Les navires fantômes ont toujours fait couler de l’encre (et pas que celui des pieuvres ni de Davy Jones, le fameux capitaine du « Hollandais Volant »). Ces embarcations aux voiles en lambeaux et à l’allure lugubre ont titillé l'imagination des marins depuis des siècles, surtout dans les tavernes des ports. Et certains de ces vaisseaux auraient réellement existé, abandonnés au jeu des flots, des suites d’une tempête, d’une épidémie de scorbut ou de peste, ou encore d’une bataille navale.
Cependant, ils n’ont pas l’exclusivité de leur caractère fantasmagorique : les Îles fantômes, elles, par contre ne sont pas une fiction, sur papier du moins... Alors, partons ce dimanche à la découverte de ces mystères géographiques.
Les cartographes et les marins les ont nommées respectivement Aurora, Avalon, Baltia, Caravanserralius, île des Démons, Drogeo, Hashima, Mayda, Pepys, Rangtiki, Satanzes, Sandy, Saxembourg, Snakes, Thulé, les Îles de Sable et bien d'autres encore...
Ces îles sont répertoriées et topographiées par des cartographes ou marins réputés. Durant des années, voire des siècles, elles demeurent sur les mappemondes, les cartes marines et dans les atlas de géographie. Cependant, lorsque les navigateurs parviennent à l’endroit de leurs coordonnées, ils tournent désespérément en rond, sans jamais les trouver. Même GoogleMaps y perd le nord. Ces fameuses îles semblent s’être soudainement évaporées. Ces îles se sont-elles déplacées suite à des mouvements sous-marins de plaques tectoniques? Etaient-elles des bancs de sable qui ont fini par reculer? Se sont-elles précipitamment englouties, emportées par un tsunami ou une éruption volcanique marine ? Ou pire, avalées par un monstre des abysses ? Nul ne sait...
L'Origine de leur Apparition
Tout d'abord, une des première raisons de ce phénomène résulte de la méconnaissance de la géographie d'un lieu ou la confusion avec d'autres endroits. Par exemple, des parties de continent dont on pensait au départ qu'elles n'étaient qu'une île, n'en voyant que la péninsule.

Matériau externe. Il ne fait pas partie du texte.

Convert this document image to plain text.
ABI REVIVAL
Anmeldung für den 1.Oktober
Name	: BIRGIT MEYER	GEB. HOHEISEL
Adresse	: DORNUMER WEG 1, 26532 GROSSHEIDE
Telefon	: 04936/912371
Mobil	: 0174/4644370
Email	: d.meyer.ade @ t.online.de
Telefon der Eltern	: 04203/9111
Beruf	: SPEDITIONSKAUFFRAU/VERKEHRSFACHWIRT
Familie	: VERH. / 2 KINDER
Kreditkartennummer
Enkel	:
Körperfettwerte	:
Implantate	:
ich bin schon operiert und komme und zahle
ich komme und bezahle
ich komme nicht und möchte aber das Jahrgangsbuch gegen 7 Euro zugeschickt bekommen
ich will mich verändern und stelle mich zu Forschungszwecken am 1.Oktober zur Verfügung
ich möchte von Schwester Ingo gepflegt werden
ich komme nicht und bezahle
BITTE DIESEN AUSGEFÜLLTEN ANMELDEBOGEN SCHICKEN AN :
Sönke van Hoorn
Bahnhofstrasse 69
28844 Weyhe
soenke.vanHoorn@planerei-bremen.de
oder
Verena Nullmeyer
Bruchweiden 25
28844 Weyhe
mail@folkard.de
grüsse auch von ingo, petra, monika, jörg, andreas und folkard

Christophe Colomb n'avait-il pas identifié l'Amérique comme les Indes lors de sa découverte ? La Corée fut longtemps considérée comme une île avant qu'on ne la qualifie comme reliée à l'Asie, tout comme le Brésil (anciennement nommé Vera Cruz). L'île Pepys, censée se trouver à 230 miles au nord des îles Malouines, est apparue suite à une mauvaise identification des îles Malouines. Et la liste est longue... « Cette indication alimente l’hypothèse selon laquelle l’existence du Brésil était déjà connue des Portugais avant sa découverte officielle par Cabral. Cependant, il s’agissait sans doute d’une de ces îles plus ou moins mythiques qui fleurissaient au Moyen-Âge sur les cartes de l’Atlantique et suggéraient l’existence de terres vers le couchant : l’une d’entre elles s’appelait « Brasil », toponyme dont on retrouve la trace dans des légendes celtes sous différentes graphies comme « Hy Breasail ». On la situait souvent au sud-ouest de l’Irlande où du côté des Açores (il y a un « mont Brasil » à Terceira), voire plus loin : l’auteur de la carte de Cantino a placé une île de ce nom au large du Venezuela. » (L’Egaré de Lisbonne, Bruno d’Halluin).
Thulé
Une autre explication plausible de la présence d' îles fantômes sur les cartes, relève de la disparition ou d'un oubli de leur découverte au cours des siècles.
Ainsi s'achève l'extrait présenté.